Morris dance group gives stunning performance at the Arsht

Morris dance group gives stunning performance at the Arsht

Mark Morris is known for the musicality of his dances, a simple statement that doesn’t nearly convey how richly rewarding they are. Certainly the three pieces that his Mark Morris Dance Group performed at the Adrienne Arsht Center for the Performing Arts on Friday night were beautiful examples of choreographic craftsmanship that illuminated their classical music scores. But they were also much more — so inspired by and united with their source that they made dance and music much more than the sum of their parts. As with the best works of George Balanchine, you could watch Morris’ dances repeatedly and still find something new in each viewing.
Much of the pleasure comes from the idiosyncratic humanity of each piece. This is partly due to the 18 wonderful dancers, who always seemed warmly personable, even while executing the most exactingly precise steps and patterns. But the depth of Morris’ dances comes as much from the way he unites the quirky (even silly), the yearning and the strange into his beautifully constructed frameworks, revealing the soul underneath.
The first, Festival Dance, which premiered earlier this year as part of the company’s 30th anniversary celebrations, was unabashedly joyful. Set to the vertiginously intricate Piano Trio No. 5 by Johann Nepomuk Hummel (a virtuoso pianist and student of Mozart), divided into a waltz, march and polka, Festival Dance was — on many levels — about dancing and celebrating. (As with all the company’s performances, the music throughout was played by the MMDG’s five member music ensemble of piano and strings, whose verve and feeling give a rare vitality to the dancers and the choreography).
Festival starts with Rita Donahue and Aaron Loux embracing upstage, the first of many couples careening through Festival. Wearing khaki pants, t-shirts and full-skirted dresses by Martin Pakledinaz (who did the costumes for all the dances), the dancers prance and galumph, arch and bounce, kick and gesture in excited flurries. They join in swirling circles and parading pairs that recall Morris’ roots in folk dancing. The dancing, whether a hiccupping foot or a rushing line, so exactly mirrored the music that it often made you laugh with delight, building from simply funny to an exuberant energy, which fused with that of the music. Festival ended as it began, with Donahue and Loux spun off from a kaleidoscope of dancers to embrace upstage again, as if the dance left them overwhelmed — or ready to begin again.
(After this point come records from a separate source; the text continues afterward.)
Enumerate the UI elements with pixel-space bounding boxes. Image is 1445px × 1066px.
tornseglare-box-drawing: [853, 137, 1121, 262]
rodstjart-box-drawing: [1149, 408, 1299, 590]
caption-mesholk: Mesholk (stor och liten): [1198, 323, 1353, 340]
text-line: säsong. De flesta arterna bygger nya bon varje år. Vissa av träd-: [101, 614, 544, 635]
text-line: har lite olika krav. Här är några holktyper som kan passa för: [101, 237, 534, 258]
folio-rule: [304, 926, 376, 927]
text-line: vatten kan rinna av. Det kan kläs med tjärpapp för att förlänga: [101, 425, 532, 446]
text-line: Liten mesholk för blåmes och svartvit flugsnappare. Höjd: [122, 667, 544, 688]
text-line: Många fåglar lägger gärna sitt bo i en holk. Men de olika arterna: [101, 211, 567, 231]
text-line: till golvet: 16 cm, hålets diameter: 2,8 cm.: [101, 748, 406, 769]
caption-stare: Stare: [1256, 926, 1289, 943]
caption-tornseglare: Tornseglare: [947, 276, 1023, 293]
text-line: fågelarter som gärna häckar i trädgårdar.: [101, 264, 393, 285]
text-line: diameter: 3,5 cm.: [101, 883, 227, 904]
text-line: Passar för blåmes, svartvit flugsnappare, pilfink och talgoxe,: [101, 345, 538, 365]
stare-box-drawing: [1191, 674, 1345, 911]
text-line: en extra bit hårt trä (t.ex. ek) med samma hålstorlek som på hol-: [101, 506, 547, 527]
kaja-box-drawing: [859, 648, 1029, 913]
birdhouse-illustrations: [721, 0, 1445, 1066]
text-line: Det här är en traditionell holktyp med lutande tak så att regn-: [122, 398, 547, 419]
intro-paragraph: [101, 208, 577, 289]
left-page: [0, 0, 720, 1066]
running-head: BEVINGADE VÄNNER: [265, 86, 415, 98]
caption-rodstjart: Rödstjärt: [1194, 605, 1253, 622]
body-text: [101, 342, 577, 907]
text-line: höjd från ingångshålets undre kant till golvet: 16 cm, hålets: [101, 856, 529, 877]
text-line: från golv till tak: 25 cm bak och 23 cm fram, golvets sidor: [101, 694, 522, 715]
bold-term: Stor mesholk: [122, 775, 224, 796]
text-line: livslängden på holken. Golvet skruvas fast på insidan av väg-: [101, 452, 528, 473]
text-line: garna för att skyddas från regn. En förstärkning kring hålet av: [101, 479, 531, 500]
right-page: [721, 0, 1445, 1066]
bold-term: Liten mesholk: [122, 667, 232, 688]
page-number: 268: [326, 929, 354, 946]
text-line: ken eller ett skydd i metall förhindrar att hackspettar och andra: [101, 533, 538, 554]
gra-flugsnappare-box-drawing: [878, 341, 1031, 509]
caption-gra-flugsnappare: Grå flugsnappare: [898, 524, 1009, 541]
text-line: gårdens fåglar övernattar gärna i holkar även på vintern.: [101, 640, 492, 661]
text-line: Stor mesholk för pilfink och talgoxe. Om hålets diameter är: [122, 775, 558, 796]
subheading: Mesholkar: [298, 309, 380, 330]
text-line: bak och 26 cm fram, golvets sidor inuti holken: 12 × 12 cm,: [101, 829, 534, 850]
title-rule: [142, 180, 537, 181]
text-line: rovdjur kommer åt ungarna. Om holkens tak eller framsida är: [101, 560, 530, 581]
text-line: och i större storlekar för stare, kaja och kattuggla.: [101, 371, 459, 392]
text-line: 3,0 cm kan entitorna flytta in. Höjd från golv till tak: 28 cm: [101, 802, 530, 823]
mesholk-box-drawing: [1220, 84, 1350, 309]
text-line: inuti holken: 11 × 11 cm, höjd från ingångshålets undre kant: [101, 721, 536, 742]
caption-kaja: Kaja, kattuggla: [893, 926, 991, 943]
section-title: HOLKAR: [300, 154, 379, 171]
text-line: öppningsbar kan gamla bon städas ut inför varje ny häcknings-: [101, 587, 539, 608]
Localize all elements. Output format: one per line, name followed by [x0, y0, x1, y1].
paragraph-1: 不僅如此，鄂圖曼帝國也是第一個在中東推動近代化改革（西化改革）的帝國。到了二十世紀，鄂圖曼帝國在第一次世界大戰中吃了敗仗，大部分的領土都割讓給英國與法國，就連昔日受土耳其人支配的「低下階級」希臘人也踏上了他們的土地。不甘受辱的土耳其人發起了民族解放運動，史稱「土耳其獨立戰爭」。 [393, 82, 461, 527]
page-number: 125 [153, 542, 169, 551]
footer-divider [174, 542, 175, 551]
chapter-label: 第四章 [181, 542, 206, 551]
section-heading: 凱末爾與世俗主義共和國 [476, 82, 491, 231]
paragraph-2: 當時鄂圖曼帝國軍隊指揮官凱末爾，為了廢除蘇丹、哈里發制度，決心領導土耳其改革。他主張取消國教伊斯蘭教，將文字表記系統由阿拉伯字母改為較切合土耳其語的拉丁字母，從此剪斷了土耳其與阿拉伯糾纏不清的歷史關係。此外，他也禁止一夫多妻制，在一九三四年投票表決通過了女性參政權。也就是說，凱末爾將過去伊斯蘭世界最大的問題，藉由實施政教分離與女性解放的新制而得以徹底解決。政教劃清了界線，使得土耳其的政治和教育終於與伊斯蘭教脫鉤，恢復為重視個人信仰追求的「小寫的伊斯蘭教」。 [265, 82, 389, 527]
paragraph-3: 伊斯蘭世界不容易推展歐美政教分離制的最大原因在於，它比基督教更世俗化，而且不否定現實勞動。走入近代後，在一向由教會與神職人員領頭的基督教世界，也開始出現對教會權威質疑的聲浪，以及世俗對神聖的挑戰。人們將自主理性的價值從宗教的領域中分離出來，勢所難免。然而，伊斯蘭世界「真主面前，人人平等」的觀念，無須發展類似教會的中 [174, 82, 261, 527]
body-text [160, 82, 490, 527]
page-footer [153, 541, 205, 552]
By contrast, All Fours, to the startlingly modern-sounding, often astringent Bela Bartok String Quartet No. 4, was dark and doubtful. It was indeed structured in fours, with eight dancers in sleek black and four in diaphanous white; two powerful duets, for Loux and Dallas McMurray, and Donahue and Michelle Yard, were briefly joined by two other dancers to keep the pattern. Nicole Pearce’s dramatic lighting flashed from red to black to white. Here the idiosyncrasies were jittery, tense — arms slashing, torsos plunging; All Fours was filled with a sense of yearning, uncertain isolation.
The decade-old V was also celebratory, but with an odder and more profound kind of joy. Set to Schumann’s dense and luminous Quintet in E Flat for Piano and Strings, V had a dreamy strangeness. The contrasting costumes, seven dancers in bright blue smocks and briefs, seven in pale green pants and tops, emphasized the dance’s patterns (again reflecting the title), with septets of dancers making flying v’s, or mixed color trios forming triangular shapes. Strange moments, such as dancers popping into unexpected lifts, or crawling
smoothly across the stage, seemed beautifully right for the music, merging seamlessly with intricately moving circles and cascading lines of dancers. The energy of V kept building with the music, radiant, powerful, and wonderfully mysterious.